The online food-delivery apps are tapping into the public’s increasing aversion to cooking at home. For the first time ever in 2016, Americans spent more at eating and drinking establishments than on groceries, according to U.S. Census data. The delivery market grossed $30 billion in 2017, but Morgan Stanley estimates it could balloon to $220 billion within the next few years.
The growth in food delivery has even led to the rise of virtual restaurants, which can only be accessed online. These establishments are discreetly nestled away in industrial parks, have no takeout window or signage, and their offerings can only be purchased via Grubhub and other delivery apps.

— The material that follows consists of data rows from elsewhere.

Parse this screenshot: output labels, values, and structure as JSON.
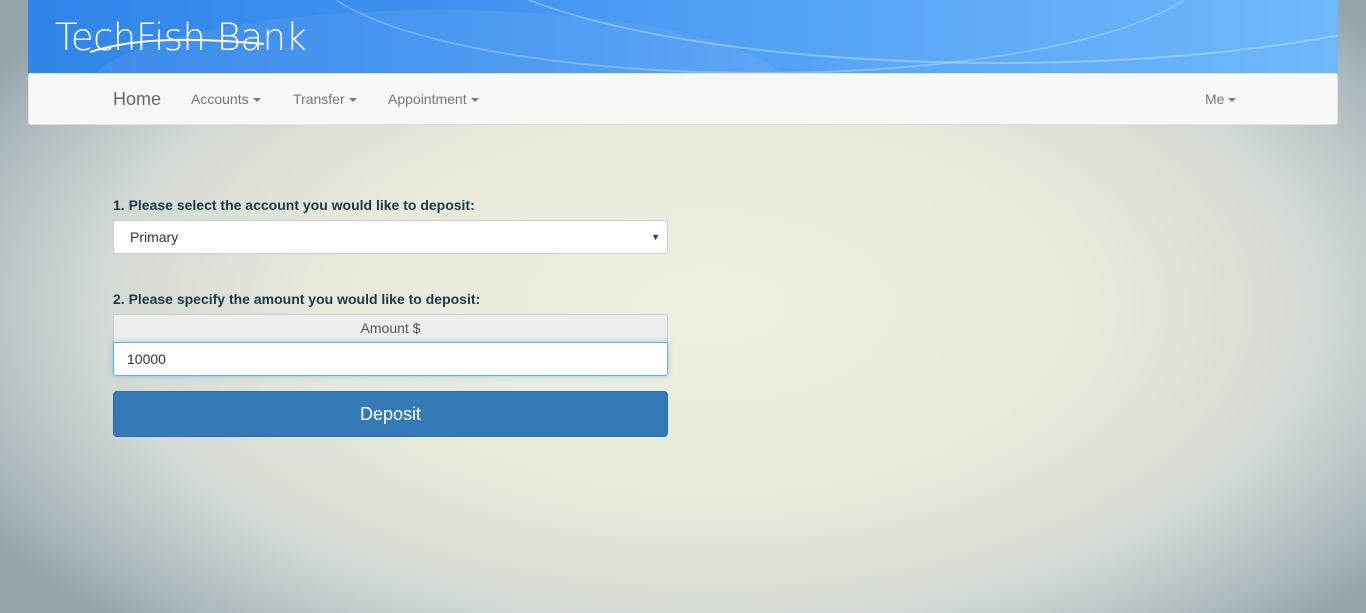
{
  "header": {
    "brand": "TechFish Bank"
  },
  "nav": {
    "home": "Home",
    "accounts": "Accounts",
    "transfer": "Transfer",
    "appointment": "Appointment",
    "me": "Me"
  },
  "form": {
    "step1_label": "1. Please select the account you would like to deposit:",
    "account_selected": "Primary",
    "step2_label": "2. Please specify the amount you would like to deposit:",
    "amount_addon": "Amount $",
    "amount_value": "10000",
    "submit_label": "Deposit"
  },
  "colors": {
    "banner": "#3d90ef",
    "navbar": "#f8f8f8",
    "button": "#337ab7",
    "label_text": "#1a3a4a"
  },
  "icons": {
    "dropdown_caret": "caret-down-icon",
    "select_arrow": "select-arrow-icon"
  }
}
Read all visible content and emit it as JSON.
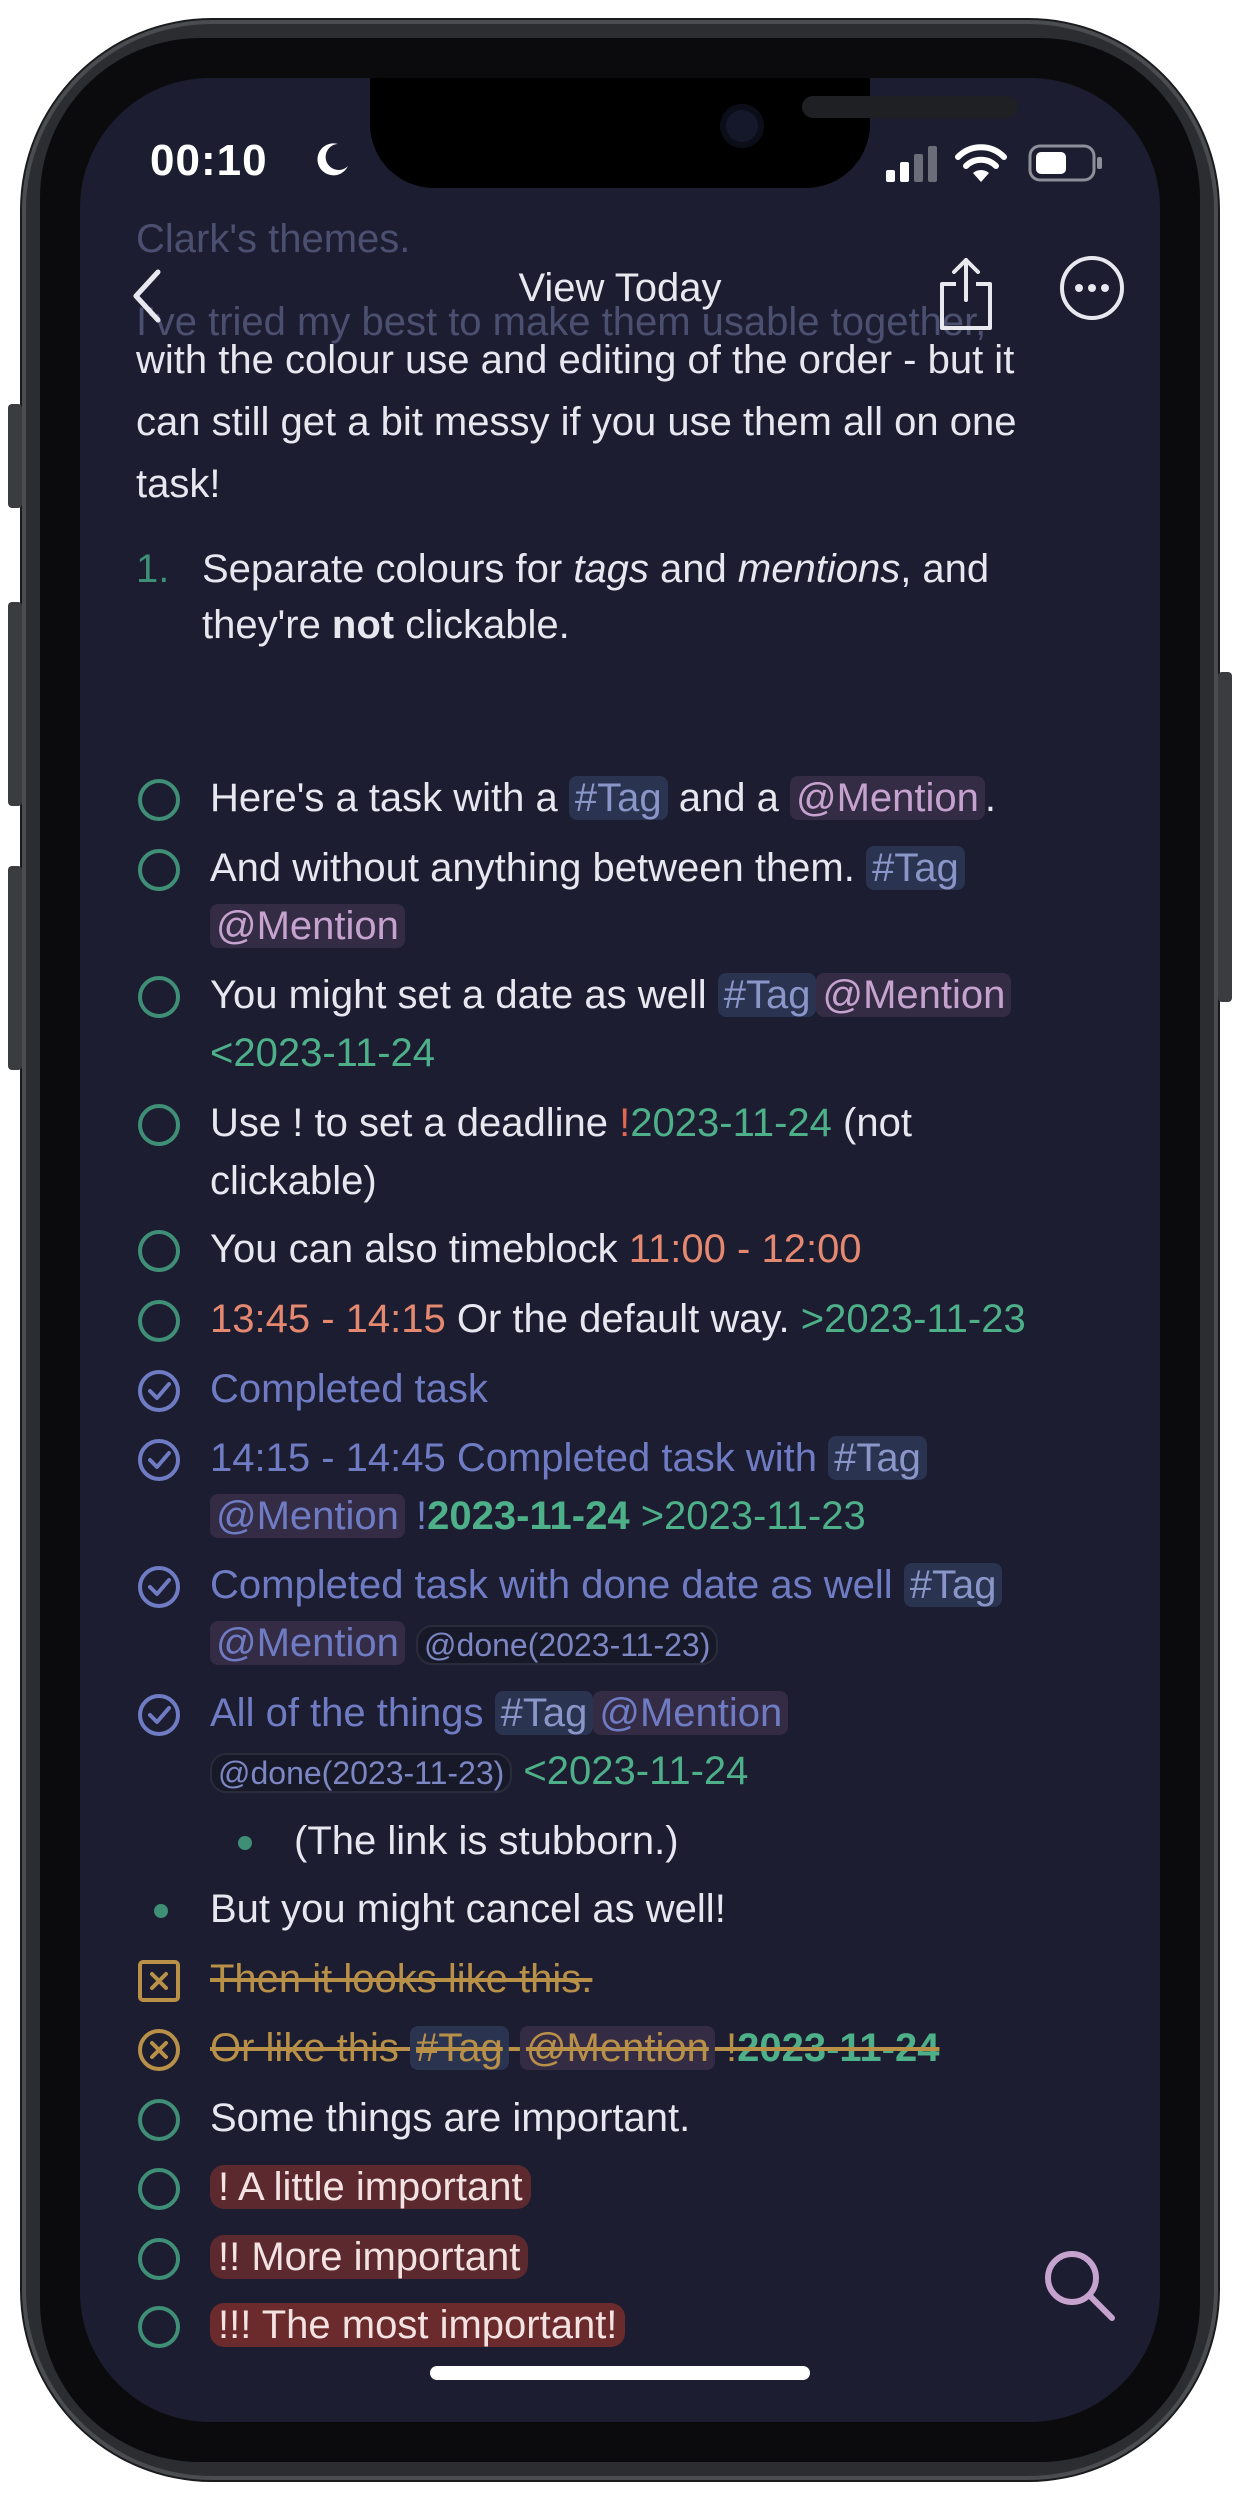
{
  "status_bar": {
    "time": "00:10"
  },
  "nav": {
    "title": "View Today"
  },
  "faded_lines": [
    "Clark's themes.",
    "I've tried my best to make them usable together,"
  ],
  "intro_lines": [
    "with the colour use and editing of the order - but it",
    "can still get a bit messy if you use them all on one",
    "task!"
  ],
  "list_item": {
    "number": "1.",
    "a": "Separate colours for ",
    "b": "tags",
    "c": " and ",
    "d": "mentions",
    "e": ", and",
    "f": "they're ",
    "g": "not",
    "h": " clickable."
  },
  "tasks": {
    "t1": {
      "text": "Here's a task with a ",
      "tag": "#Tag",
      "mid": " and a ",
      "mention": "@Mention",
      "end": "."
    },
    "t2": {
      "text": "And without anything between them. ",
      "tag": "#Tag",
      "mention": "@Mention"
    },
    "t3": {
      "text": "You might set a date as well ",
      "tag": "#Tag",
      "mention": "@Mention",
      "date": "<2023-11-24"
    },
    "t4": {
      "text": "Use ! to set a deadline ",
      "bang": "!",
      "date": "2023-11-24",
      "end": " (not",
      "end2": "clickable)"
    },
    "t5": {
      "text": "You can also timeblock ",
      "time": "11:00 - 12:00"
    },
    "t6": {
      "time": "13:45 - 14:15",
      "text": " Or the default way. ",
      "date": ">2023-11-23"
    },
    "t7": {
      "text": "Completed task"
    },
    "t8": {
      "text": "14:15 - 14:45 Completed task with ",
      "tag": "#Tag",
      "mention": "@Mention",
      "bang": "!",
      "deadline": "2023-11-24",
      "date": " >2023-11-23"
    },
    "t9": {
      "text": "Completed task with done date as well ",
      "tag": "#Tag",
      "mention": "@Mention",
      "done": "@done(2023-11-23)"
    },
    "t10": {
      "text": "All of the things ",
      "tag": "#Tag",
      "mention": "@Mention",
      "done": "@done(2023-11-23)",
      "date": " <2023-11-24"
    },
    "b1": {
      "text": "(The link is stubborn.)"
    },
    "b2": {
      "text": "But you might cancel as well!"
    },
    "c1": {
      "text": "Then it looks like this."
    },
    "c2": {
      "text": "Or like this ",
      "tag": "#Tag",
      "mention": "@Mention",
      "bang": " !",
      "deadline": "2023-11-24"
    },
    "i0": {
      "text": "Some things are important."
    },
    "i1": {
      "text": "! A little important"
    },
    "i2": {
      "text": "!! More important"
    },
    "i3": {
      "text": "!!! The most important!"
    }
  },
  "icons": [
    "back-icon",
    "share-icon",
    "more-icon",
    "search-icon",
    "moon-icon",
    "signal-icon",
    "wifi-icon",
    "battery-icon"
  ],
  "colors": {
    "background": "#1c1d30",
    "accent_green": "#3f8f77",
    "completed": "#6f7cc4",
    "cancelled": "#b89048",
    "tag": "#8a95c8",
    "mention": "#c6a3cf",
    "time": "#e58870",
    "priority_bg": "#5c2a2e"
  }
}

With the increased demand and competition in food takeout/delivery, savvy restaurateurs are now scrambling to make the necessary changes in order to take advantage of this fast-growing segment of the industry. The result of this changing dining landscape is creating the need for changes to the physical landscape of many malls and shopping centers, namely in the use of dedicated parking spaces for delivery/takeout visitors in order to enable them to make quick and easy stops.